Well fear not as the new Money Can’t Buy Music album is out. And their first single (well the one released a while before the album) We Will All Axphixiate has Kepler’s Laws in both English and Swedish (and a bit of an odd video).

One half of MCBM is Gordon McIntyre who is the lead singer of indie group ballboy, who people who know me will tell you I quite like. The whole premise of the song is based on Kepler’s Harmonice Mundi. This was a text linking various astronomical ratios to harmonic ratios in music. It’s an idea that goes back a long way, that the mathematical beauty in music is linked to the geometric beauty of the perfect heavens. Like many of the scientific astronomical pioneers of his time Kepler also dabbled in the semi-mystical.
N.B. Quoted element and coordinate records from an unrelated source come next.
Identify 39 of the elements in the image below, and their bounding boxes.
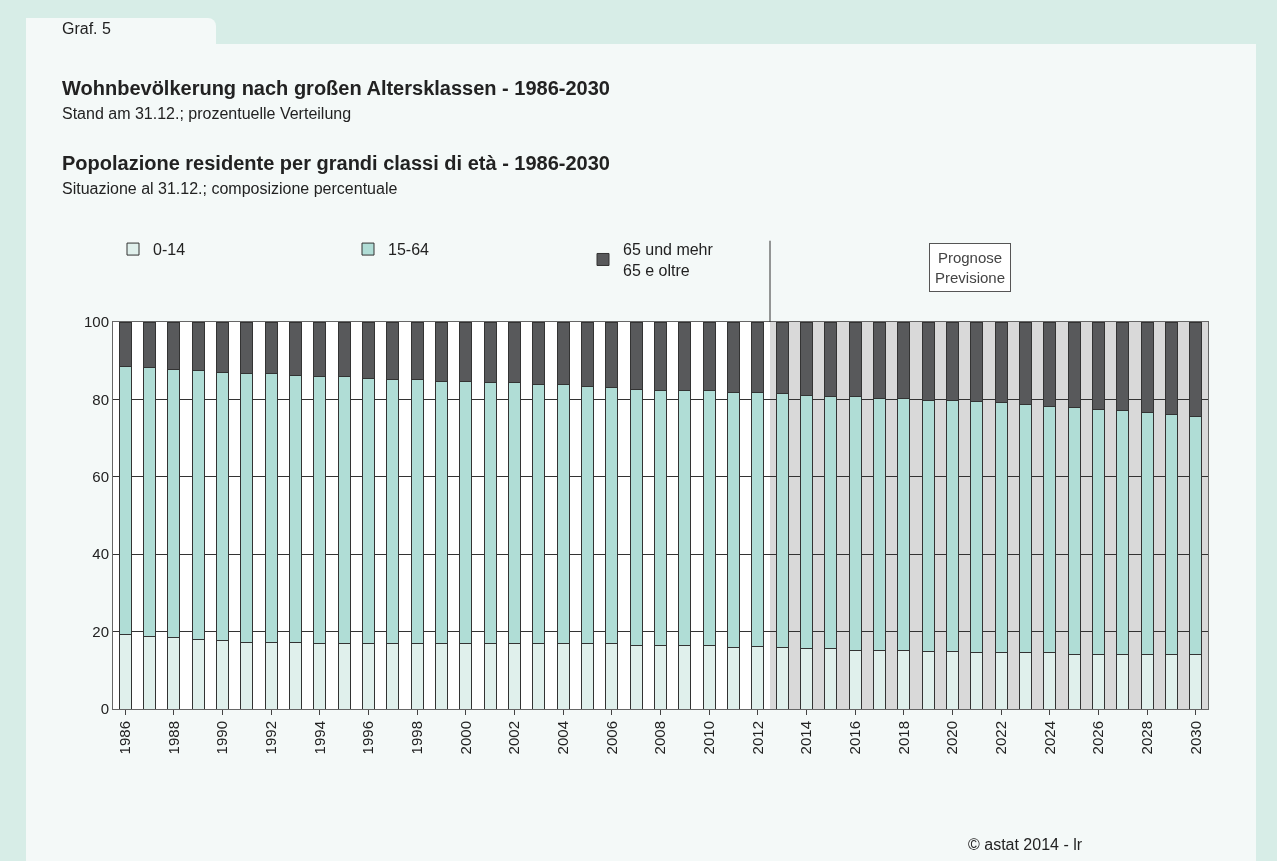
y-tick-label: 20 — [92, 622, 109, 640]
y-tick-label: 80 — [92, 390, 109, 408]
chart-subtitle: Stand am 31.12.; prozentuelle Verteilung — [62, 105, 352, 123]
y-tick-label: 60 — [92, 468, 109, 486]
text: © astat 2014 - lr — [968, 836, 1083, 854]
legend-label: 65 und mehr 65 e oltre — [623, 241, 714, 280]
x-tick-label: 2002 — [505, 721, 523, 755]
x-tick-label: 2004 — [554, 721, 572, 755]
x-tick-label: 2006 — [602, 721, 620, 755]
x-tick-label: 1996 — [359, 721, 377, 755]
text: Graf. 5 — [62, 20, 111, 38]
band-label: Prognose Previsione — [935, 249, 1006, 286]
legend-label: 15-64 — [388, 241, 430, 259]
x-tick-label: 2000 — [456, 721, 474, 755]
x-tick-label: 2028 — [1138, 721, 1156, 755]
text: Situazione al 31.12.; composizione percentuale — [62, 180, 398, 198]
x-tick-label: 1994 — [310, 721, 328, 755]
x-tick-label: 2022 — [992, 721, 1010, 755]
x-tick-label: 2020 — [943, 721, 961, 755]
legend-label: 0-14 — [153, 241, 186, 259]
y-tick-label: 100 — [83, 313, 109, 331]
x-tick-label: 2030 — [1186, 721, 1204, 755]
x-tick-label: 2012 — [748, 721, 766, 755]
y-tick-label: 40 — [92, 545, 109, 563]
text: Popolazione residente per grandi classi di età - 1986-2030 — [62, 152, 610, 175]
x-tick-label: 1998 — [408, 721, 426, 755]
x-tick-label: 1990 — [213, 721, 231, 755]
x-tick-label: 2016 — [846, 721, 864, 755]
x-tick-label: 1986 — [116, 721, 134, 755]
chart-title: Wohnbevölkerung nach großen Altersklassen - 1986-2030 — [62, 77, 610, 100]
x-tick-label: 2024 — [1040, 721, 1058, 755]
x-tick-label: 2018 — [894, 721, 912, 755]
x-tick-label: 1988 — [164, 721, 182, 755]
y-tick-label: 0 — [100, 700, 109, 718]
x-tick-label: 1992 — [262, 721, 280, 755]
x-tick-label: 2014 — [797, 721, 815, 755]
x-tick-label: 2026 — [1089, 721, 1107, 755]
x-tick-label: 2008 — [651, 721, 669, 755]
x-tick-label: 2010 — [700, 721, 718, 755]
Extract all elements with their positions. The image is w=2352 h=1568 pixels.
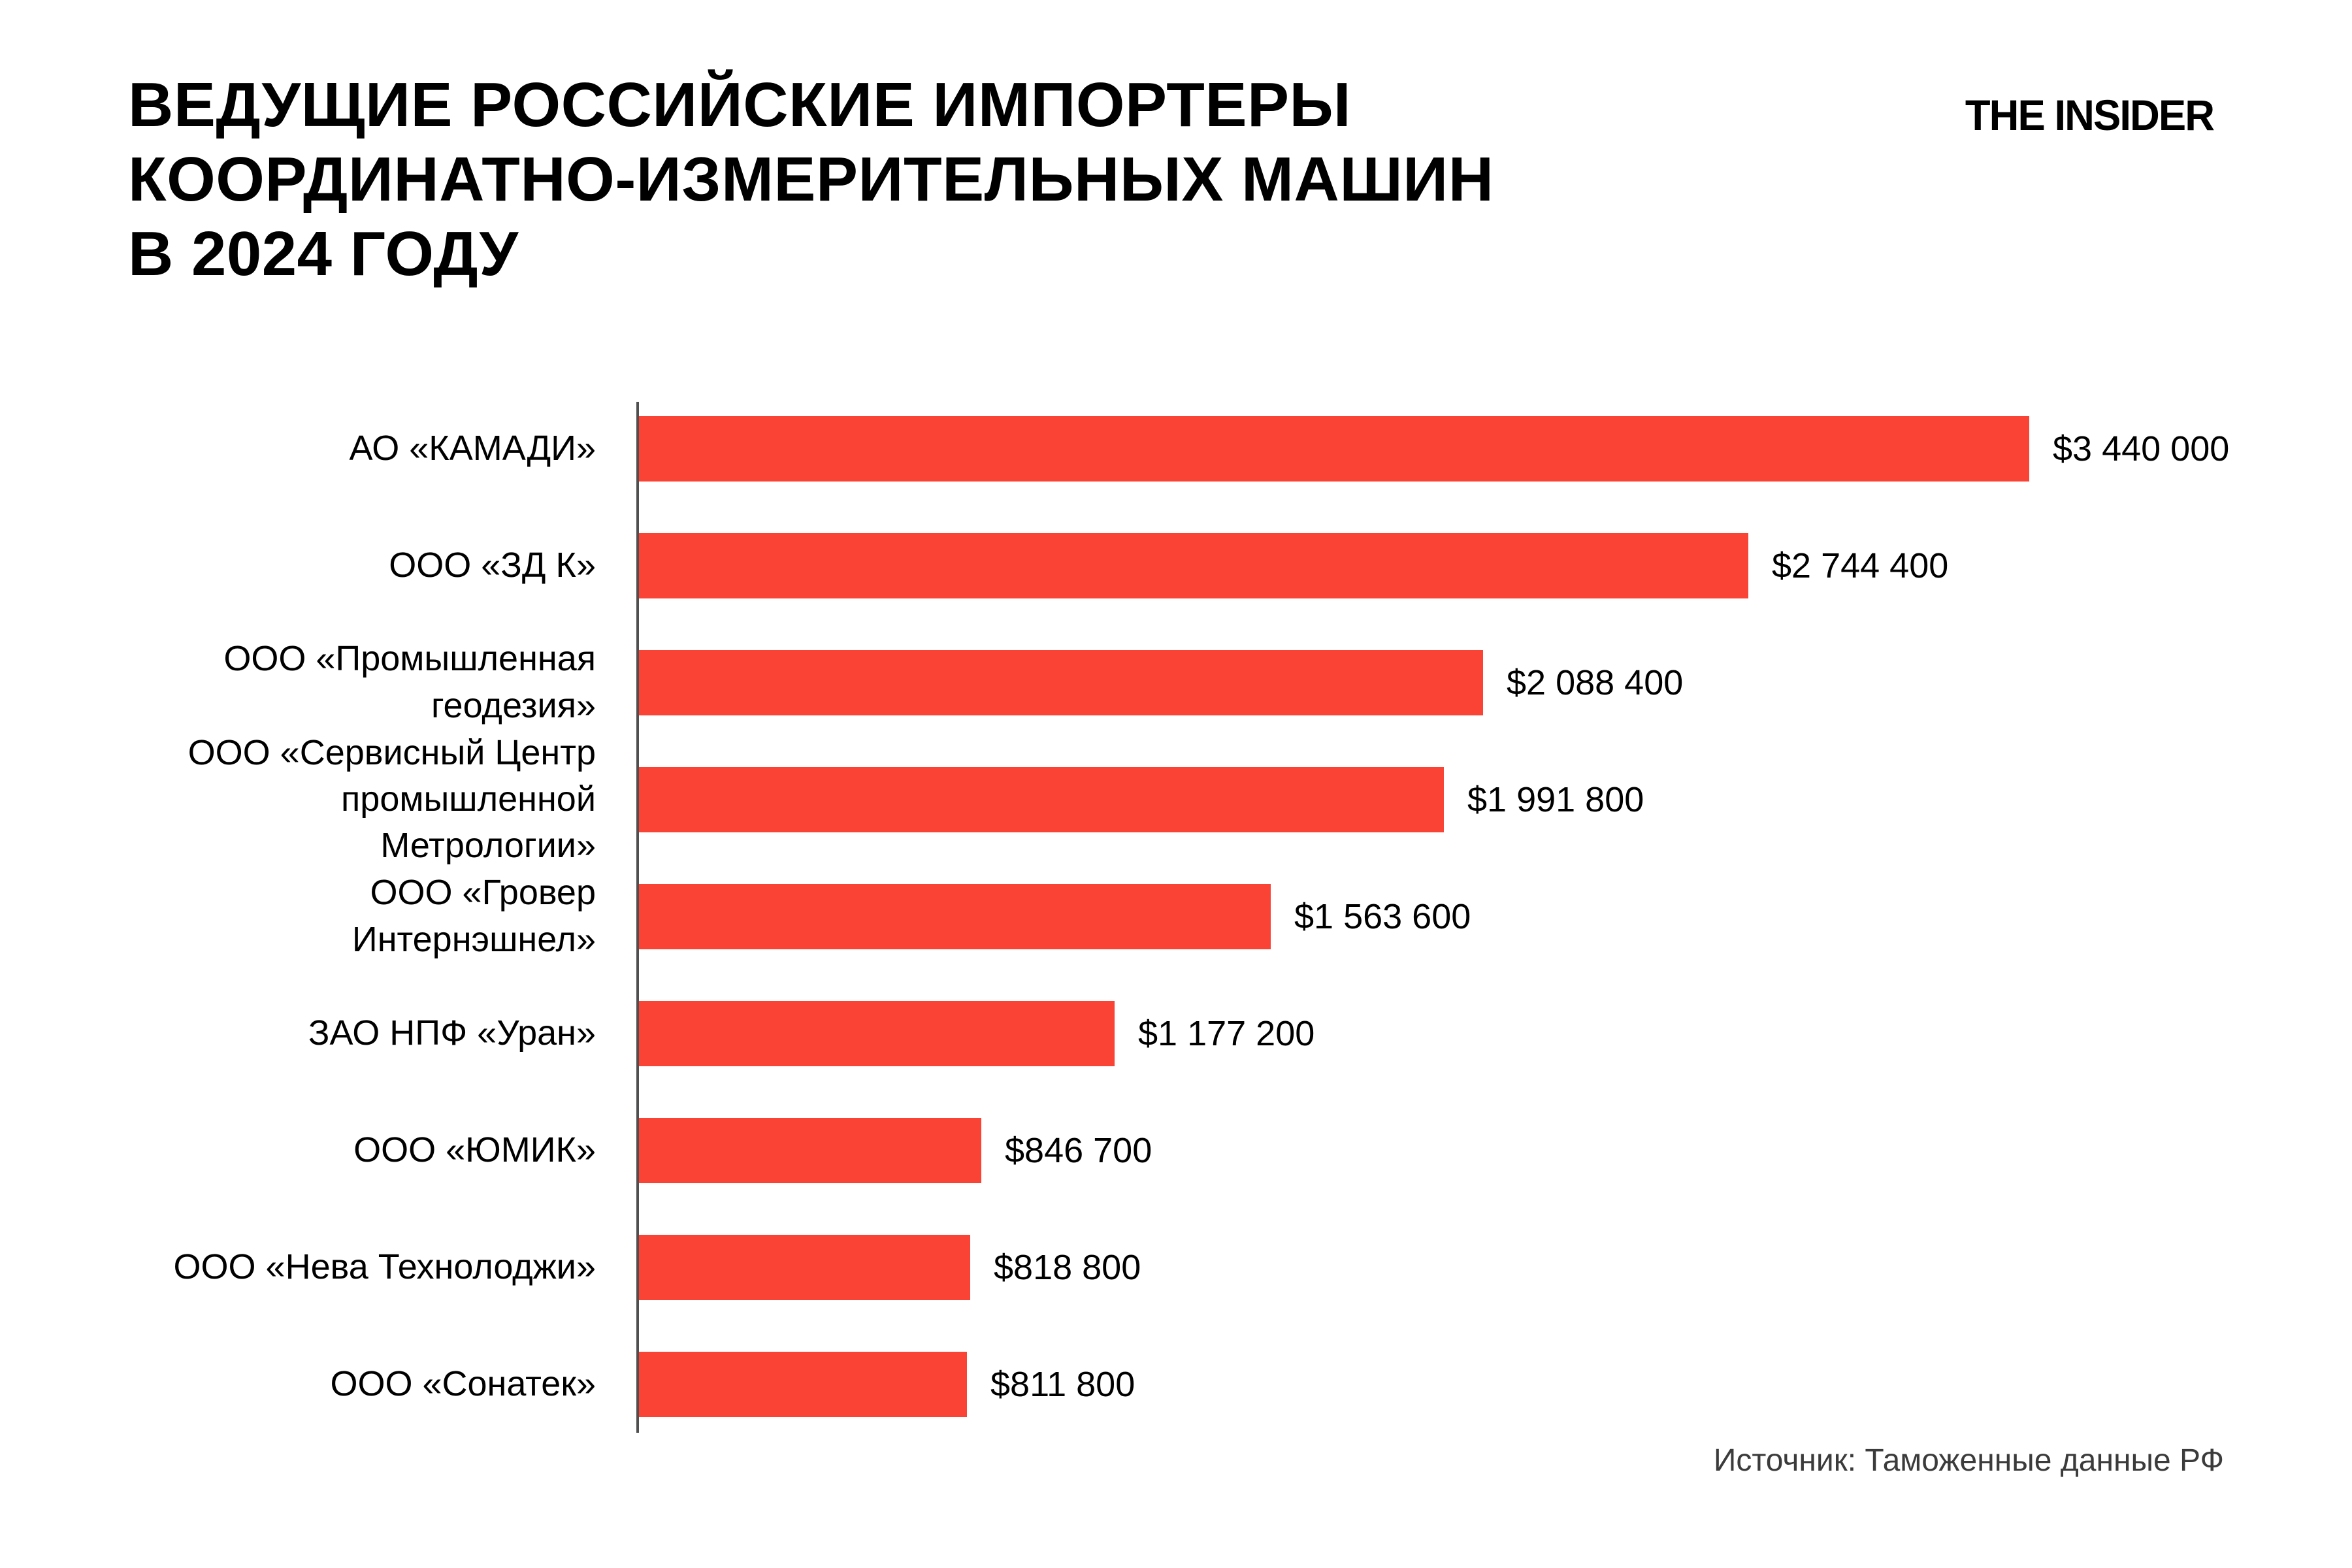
chart-title: ВЕДУЩИЕ РОССИЙСКИЕ ИМПОРТЕРЫ КООРДИНАТНО…: [128, 70, 1494, 289]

He initially looked for harmonic relations in the periods of the planets, finding none he then switched to the ratios of the closest and furthest distances from the Sun for each planet, again he found nothing. Finally he turned to the ratio of the orbital velocity of each planet at it’s furthest and closest points from the Sun. Here he found a number of harmonic relations not only for each planet, but harmonic relations between planets. If it sounds like I’m being vague here, I am. My musical knowledge goes as far as knowing what chords are in a major key. A far more informed and detailed examination of the subject can be found in this excellent study. While these relations hold for the inner planets, unfortunately for Kepler his musical theory of the heavens didn’t stand up to the discovery of Uranus, Neptune and Pluto which didn’t fit into his harmonic ratios. However I have no idea why the inner planets of the solar system display such harmonic ratios. If someone out there knows then please enlighten me via the comments thread.

So a discredited mystical cosmological theory, but it gives me a chance to witter on about my wilfully obscure taste in music.